Landak post authorKiwi 21 Juni 2020 345

Data Penerima BST Bermasalah, Karolin Koordinasi dengan Kemensos

Photo of Data Penerima BST Bermasalah, Karolin Koordinasi dengan Kemensos Penyaluran bantuan – Warga mengantre untuk medapat Bantuan Sosial Tunai dari Kementerian Sosial. Di Kabupaten Landak penyaluran bantuan sempat terkendala karena data penerima yang kurang tepat.

LANDAK, SP – Bupati Kabupaten Landak, Karolin Margret Natasa berkoordinasi dengan Kementerian sosial terkait data penerima Bantuan Sosial Tunai (BST) di Kabupaten Landak.

Sebelumnya, Karolin mendapat laporan adanya data ganda penerima BST di Landak.

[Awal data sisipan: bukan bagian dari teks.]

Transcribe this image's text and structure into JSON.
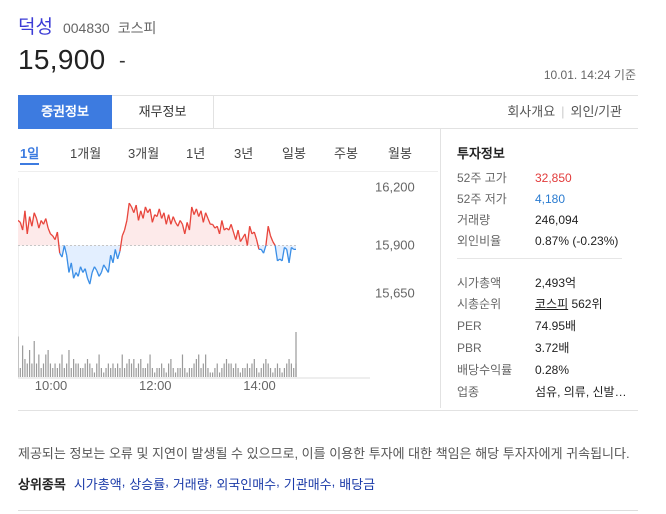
{
  "header": {
    "company_name": "덕성",
    "stock_code": "004830",
    "market": "코스피",
    "price": "15,900",
    "change": "-",
    "as_of": "10.01. 14:24 기준"
  },
  "tabs": {
    "active": "증권정보",
    "second": "재무정보",
    "right": [
      "회사개요",
      "외인/기관"
    ]
  },
  "periods": [
    "1일",
    "1개월",
    "3개월",
    "1년",
    "3년",
    "일봉",
    "주봉",
    "월봉"
  ],
  "chart_data": {
    "type": "line",
    "x_ticks": [
      "10:00",
      "12:00",
      "14:00"
    ],
    "y_ticks": [
      "16,200",
      "15,900",
      "15,650"
    ],
    "ylim": [
      15550,
      16250
    ],
    "baseline": 15900,
    "colors": {
      "above": "#e8453c",
      "below": "#3a8ee6",
      "fill_above": "#fdeaea",
      "fill_below": "#e3efff"
    },
    "series": [
      {
        "values": [
          16030,
          16020,
          15980,
          16080,
          15960,
          16050,
          16000,
          16070,
          16040,
          15990,
          16030,
          16010,
          16040,
          15990,
          15960,
          15950,
          15930,
          15970,
          15860,
          15840,
          15900,
          15850,
          15760,
          15810,
          15730,
          15760,
          15740,
          15790,
          15760,
          15780,
          15730,
          15700,
          15760,
          15790,
          15770,
          15740,
          15760,
          15800,
          15780,
          15760,
          15850,
          15810,
          15880,
          15830,
          15870,
          15950,
          15980,
          16030,
          16120,
          16100,
          16070,
          16110,
          16030,
          16080,
          16040,
          16100,
          16070,
          16090,
          16020,
          16060,
          16050,
          16090,
          16040,
          16070,
          16010,
          16060,
          16010,
          16050,
          16020,
          16000,
          16030,
          16010,
          15960,
          16020,
          15980,
          16100,
          16060,
          16090,
          16050,
          16080,
          16020,
          16070,
          16040,
          16010,
          16010,
          15990,
          16000,
          15960,
          16030,
          15980,
          15990,
          15980,
          16010,
          15970,
          15930,
          15980,
          15920,
          15940,
          15960,
          15900,
          16000,
          15960,
          15970,
          15930,
          15880,
          15880,
          15860,
          15900,
          16000,
          15950,
          15920,
          15900,
          15820,
          15830,
          15820,
          15890,
          15880,
          15810,
          15890,
          15880,
          15880
        ]
      }
    ],
    "volume": [
      9,
      2,
      7,
      4,
      3,
      6,
      3,
      8,
      3,
      5,
      2,
      3,
      5,
      6,
      3,
      2,
      3,
      2,
      3,
      5,
      2,
      3,
      6,
      2,
      4,
      3,
      3,
      2,
      2,
      3,
      4,
      3,
      2,
      1,
      3,
      5,
      2,
      1,
      2,
      3,
      2,
      3,
      2,
      3,
      2,
      5,
      2,
      3,
      4,
      3,
      4,
      2,
      3,
      4,
      2,
      2,
      3,
      5,
      2,
      1,
      2,
      2,
      3,
      2,
      1,
      3,
      4,
      2,
      1,
      2,
      2,
      5,
      2,
      1,
      2,
      2,
      3,
      4,
      5,
      2,
      3,
      5,
      2,
      1,
      1,
      2,
      3,
      1,
      2,
      3,
      4,
      3,
      3,
      2,
      3,
      2,
      1,
      2,
      2,
      3,
      2,
      3,
      4,
      2,
      1,
      2,
      3,
      4,
      3,
      2,
      1,
      2,
      3,
      2,
      1,
      2,
      3,
      4,
      3,
      2,
      10,
      3
    ]
  },
  "info": {
    "title": "투자정보",
    "rows": [
      {
        "label": "52주 고가",
        "value": "32,850",
        "tone": "up"
      },
      {
        "label": "52주 저가",
        "value": "4,180",
        "tone": "down"
      },
      {
        "label": "거래량",
        "value": "246,094"
      },
      {
        "label": "외인비율",
        "value": "0.87% (-0.23%)"
      },
      {
        "label": "시가총액",
        "value": "2,493억"
      },
      {
        "label": "시총순위",
        "value_link": "코스피",
        "value_rest": " 562위"
      },
      {
        "label": "PER",
        "value": "74.95배"
      },
      {
        "label": "PBR",
        "value": "3.72배"
      },
      {
        "label": "배당수익률",
        "value": "0.28%"
      },
      {
        "label": "업종",
        "value": "섬유, 의류, 신발…",
        "tone": "link"
      }
    ]
  },
  "footer": {
    "disclaimer": "제공되는 정보는 오류 및 지연이 발생될 수 있으므로, 이를 이용한 투자에 대한 책임은 해당 투자자에게 귀속됩니다.",
    "related_head": "상위종목",
    "related": [
      "시가총액",
      "상승률",
      "거래량",
      "외국인매수",
      "기관매수",
      "배당금"
    ]
  }
}
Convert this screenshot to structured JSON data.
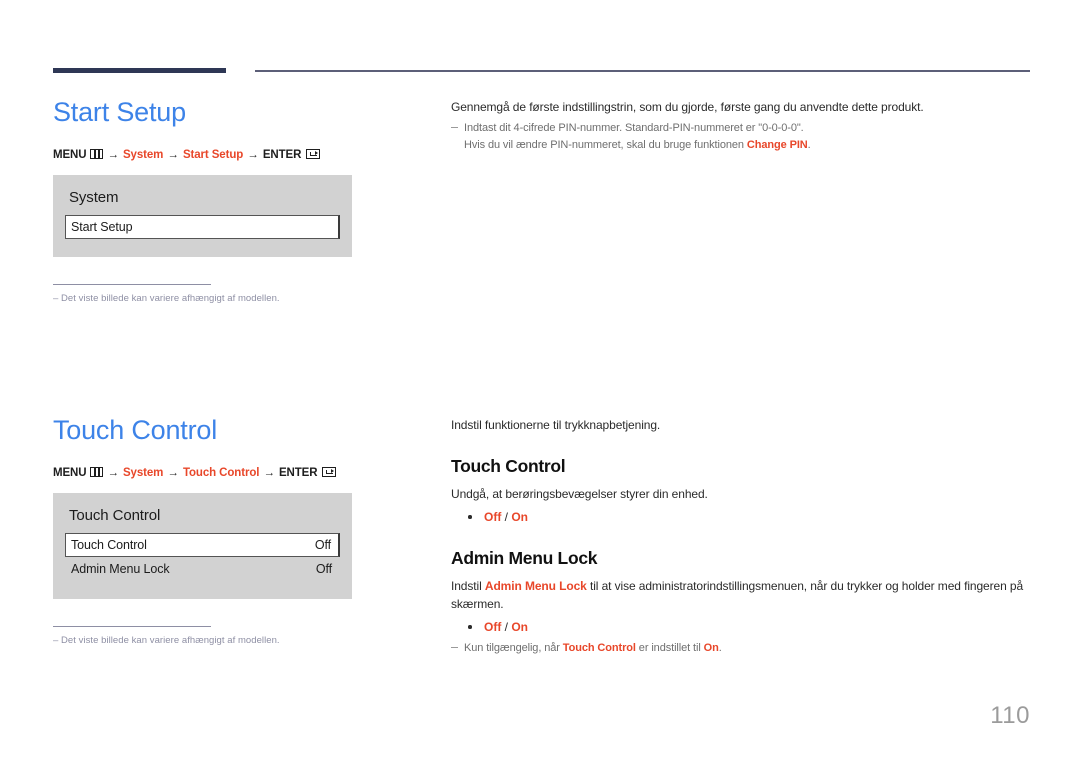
{
  "page": {
    "number": "110"
  },
  "sections": [
    {
      "id": "start-setup",
      "heading": "Start Setup",
      "menu_path": {
        "prefix": "MENU",
        "menu_icon": "menu-icon",
        "arrow": "→",
        "item1": "System",
        "item2": "Start Setup",
        "enter": "ENTER",
        "enter_icon": "enter-key-icon"
      },
      "osd": {
        "title": "System",
        "rows": [
          {
            "label": "Start Setup",
            "value": "",
            "selected": true
          }
        ]
      },
      "footnote": "–  Det viste billede kan variere afhængigt af modellen.",
      "right": {
        "intro": "Gennemgå de første indstillingstrin, som du gjorde, første gang du anvendte dette produkt.",
        "note_line1": "Indtast dit 4-cifrede PIN-nummer. Standard-PIN-nummeret er \"0-0-0-0\".",
        "note_line2_pre": "Hvis du vil ændre PIN-nummeret, skal du bruge funktionen ",
        "note_line2_accent": "Change PIN",
        "note_line2_post": "."
      }
    },
    {
      "id": "touch-control",
      "heading": "Touch Control",
      "menu_path": {
        "prefix": "MENU",
        "menu_icon": "menu-icon",
        "arrow": "→",
        "item1": "System",
        "item2": "Touch Control",
        "enter": "ENTER",
        "enter_icon": "enter-key-icon"
      },
      "osd": {
        "title": "Touch Control",
        "rows": [
          {
            "label": "Touch Control",
            "value": "Off",
            "selected": true
          },
          {
            "label": "Admin Menu Lock",
            "value": "Off",
            "selected": false
          }
        ]
      },
      "footnote": "–  Det viste billede kan variere afhængigt af modellen.",
      "right": {
        "intro": "Indstil funktionerne til trykknapbetjening.",
        "sub1": {
          "heading": "Touch Control",
          "body": "Undgå, at berøringsbevægelser styrer din enhed.",
          "option_off": "Off",
          "option_sep": " / ",
          "option_on": "On"
        },
        "sub2": {
          "heading": "Admin Menu Lock",
          "body_pre": "Indstil ",
          "body_accent": "Admin Menu Lock",
          "body_post": " til at vise administratorindstillingsmenuen, når du trykker og holder med fingeren på skærmen.",
          "option_off": "Off",
          "option_sep": " / ",
          "option_on": "On",
          "note_pre": "Kun tilgængelig, når ",
          "note_accent1": "Touch Control",
          "note_mid": " er indstillet til ",
          "note_accent2": "On",
          "note_post": "."
        }
      }
    }
  ],
  "colors": {
    "heading_blue": "#3d83e8",
    "accent_orange": "#e8472a",
    "rule_dark": "#2e3755",
    "panel_gray": "#d2d2d2",
    "footnote_gray": "#8e8fa4",
    "page_number_gray": "#9b9b9b"
  }
}
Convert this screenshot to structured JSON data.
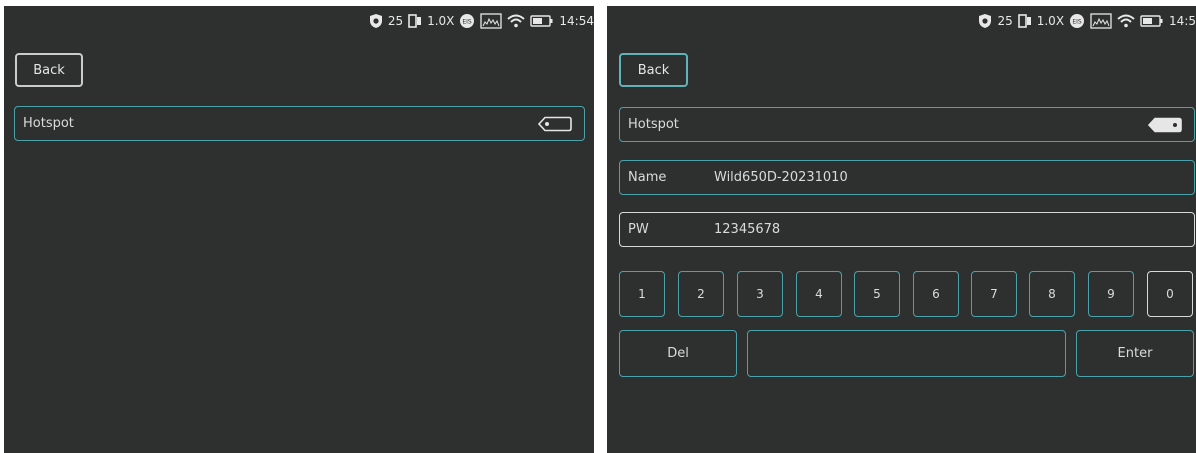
{
  "left_screen": {
    "status": {
      "battery_pct": "25",
      "zoom": "1.0X",
      "time": "14:54"
    },
    "back_label": "Back",
    "hotspot_label": "Hotspot",
    "hotspot_on": false
  },
  "right_screen": {
    "status": {
      "battery_pct": "25",
      "zoom": "1.0X",
      "time": "14:5"
    },
    "back_label": "Back",
    "hotspot_label": "Hotspot",
    "hotspot_on": true,
    "name_label": "Name",
    "name_value": "Wild650D-20231010",
    "pw_label": "PW",
    "pw_value": "12345678",
    "keys": [
      "1",
      "2",
      "3",
      "4",
      "5",
      "6",
      "7",
      "8",
      "9",
      "0"
    ],
    "del_label": "Del",
    "space_label": "",
    "enter_label": "Enter"
  },
  "colors": {
    "accent": "#4aa3ab",
    "background": "#2e2f2f",
    "text": "#d9dcdc"
  }
}
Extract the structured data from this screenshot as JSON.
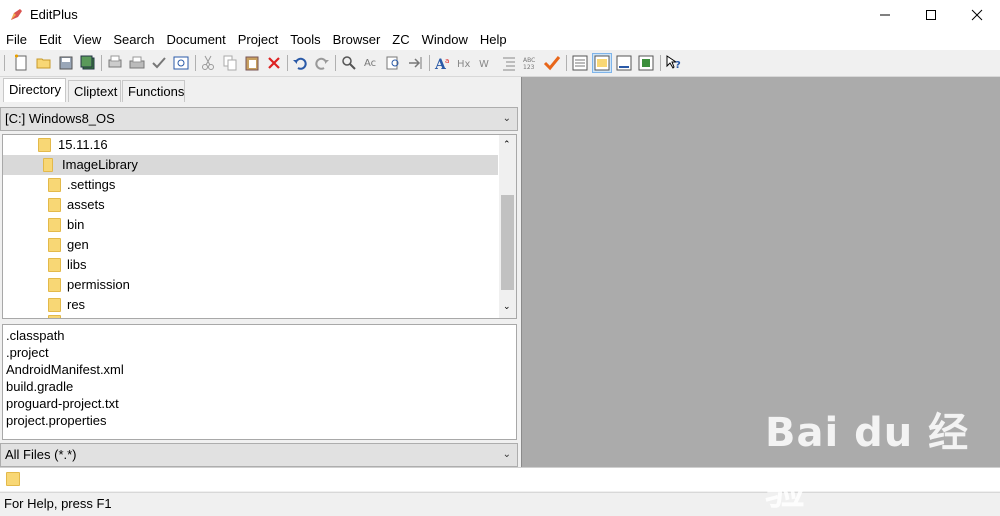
{
  "window": {
    "title": "EditPlus"
  },
  "menu": [
    "File",
    "Edit",
    "View",
    "Search",
    "Document",
    "Project",
    "Tools",
    "Browser",
    "ZC",
    "Window",
    "Help"
  ],
  "tabs": [
    "Directory",
    "Cliptext",
    "Functions"
  ],
  "drive": {
    "value": "[C:] Windows8_OS"
  },
  "tree": {
    "parent": "15.11.16",
    "selected": "ImageLibrary",
    "children": [
      ".settings",
      "assets",
      "bin",
      "gen",
      "libs",
      "permission",
      "res"
    ]
  },
  "files": [
    ".classpath",
    ".project",
    "AndroidManifest.xml",
    "build.gradle",
    "proguard-project.txt",
    "project.properties"
  ],
  "filter": {
    "value": "All Files (*.*)"
  },
  "status": {
    "text": "For Help, press F1"
  },
  "watermark": {
    "logo": "Bai du 经验",
    "url": "jingyan.baidu.com"
  },
  "colors": {
    "editor_bg": "#ababab",
    "selection": "#d9d9d9",
    "folder": "#f8d775"
  },
  "icons": [
    "new-file-icon",
    "open-icon",
    "save-icon",
    "save-all-icon",
    "print-preview-icon",
    "print-icon",
    "spellcheck-icon",
    "browser-preview-icon",
    "cut-icon",
    "copy-icon",
    "paste-icon",
    "delete-icon",
    "undo-icon",
    "redo-icon",
    "find-icon",
    "replace-icon",
    "find-in-files-icon",
    "goto-icon",
    "font-icon",
    "hex-icon",
    "word-wrap-icon",
    "indent-icon",
    "column-icon",
    "check-icon",
    "directory-window-icon",
    "cliptext-window-icon",
    "output-window-icon",
    "full-screen-icon",
    "help-icon"
  ]
}
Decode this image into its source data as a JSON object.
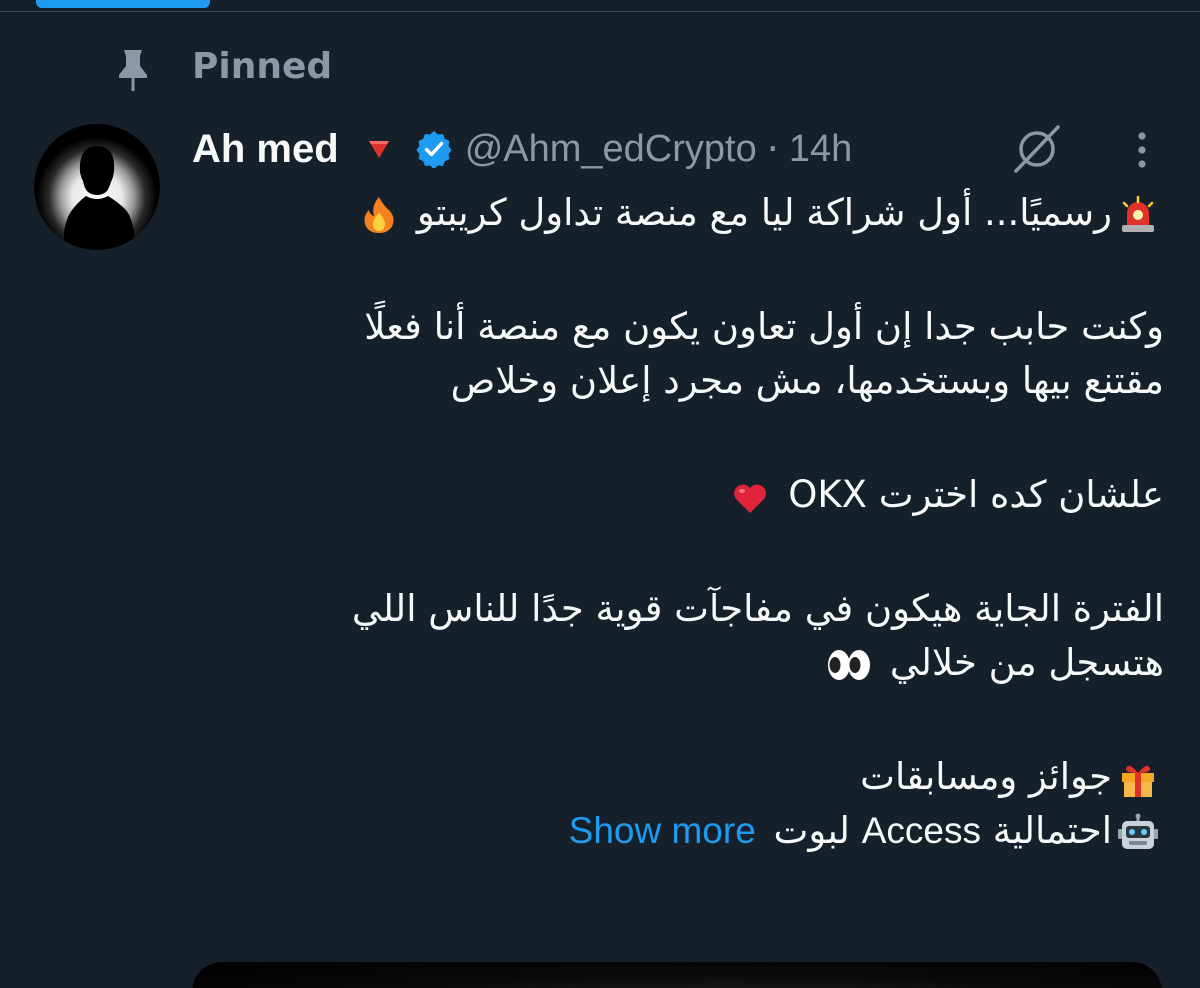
{
  "pinned": {
    "label": "Pinned",
    "icon": "pin-icon"
  },
  "author": {
    "display_name": "Ah med",
    "handle": "@Ahm_edCrypto",
    "separator": "·",
    "timestamp": "14h",
    "badges": [
      "red-triangle-icon",
      "verified-icon"
    ]
  },
  "tweet": {
    "lines": {
      "l1": "رسميًا... أول شراكة ليا مع منصة تداول كريبتو",
      "l2": "وكنت حابب جدا إن أول تعاون يكون مع منصة أنا فعلًا",
      "l3": "مقتنع بيها وبستخدمها، مش مجرد إعلان وخلاص",
      "l4": "علشان كده اخترت OKX",
      "l5": "الفترة الجاية هيكون في مفاجآت قوية جدًا للناس اللي",
      "l6": "هتسجل من خلالي",
      "l7": "جوائز ومسابقات",
      "l8_a": "احتمالية",
      "l8_b": "Access",
      "l8_c": "لبوت"
    },
    "show_more": "Show more",
    "emojis": [
      "siren-emoji",
      "fire-emoji",
      "red-heart-emoji",
      "eyes-emoji",
      "gift-emoji",
      "robot-emoji"
    ]
  },
  "colors": {
    "background": "#15202b",
    "accent": "#1d9bf0",
    "secondary_text": "#8b98a5",
    "primary_text": "#f7f9f9"
  }
}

Hasil koordinasi, Kemensos menyetujui kebijakan pengalihan BST untuk warga yang lebih berhak.

"Menyikapi laporan masyarakat, saya langsung berkoordinasi dengan Kemensos terkait pengalihan BST. Kemensos setuju kebijakan pengalihan BST agar lebih tepat sasaran," kata Karolin, kemarin.

Menurut Karolin yang menjadi permasalahan selama ini terkait update data penerima bantuan yang belum baik karena aplikasi yang ada belum sepenuhnya mengakomodir. 

"Kemensos punya data masyarakat miskin, kita diminta update data, tapi aplikasinya belum bisa mengakomodir sehingga banyak data ganda dan masyarakat yang mampu mendapat BST, jadi ini yang masih harus kita perbaiki," ujar Karolin. 

Setelah dilakukan koordinasi ini, Karolin segera memerintahkan dinas terkait untuk mengimbau desa-desa yang ditemukan Keluarga Penerima Manfaat (KPM) yang tidak sesuai agar bantuan dialihkan ke masyarakatnya yang lebih berhak.

Salah satu desa di Kabupaten Landak yang sudah melakukan pengalihan BST yaitu Desa Hilir Tengah, Kecamatan Ngabang. Ada 16 kepala KPM yang dialihkan.

Pengalihan BST karena telah ditemukan KPM yang tidak ditemukan alamatnya pada wilayah desa tersebut, selain itu juga ditemukan data ganda. Akhirnya bantuan dialihkan dan diganti ke KPM lainnya yang lebih berhak.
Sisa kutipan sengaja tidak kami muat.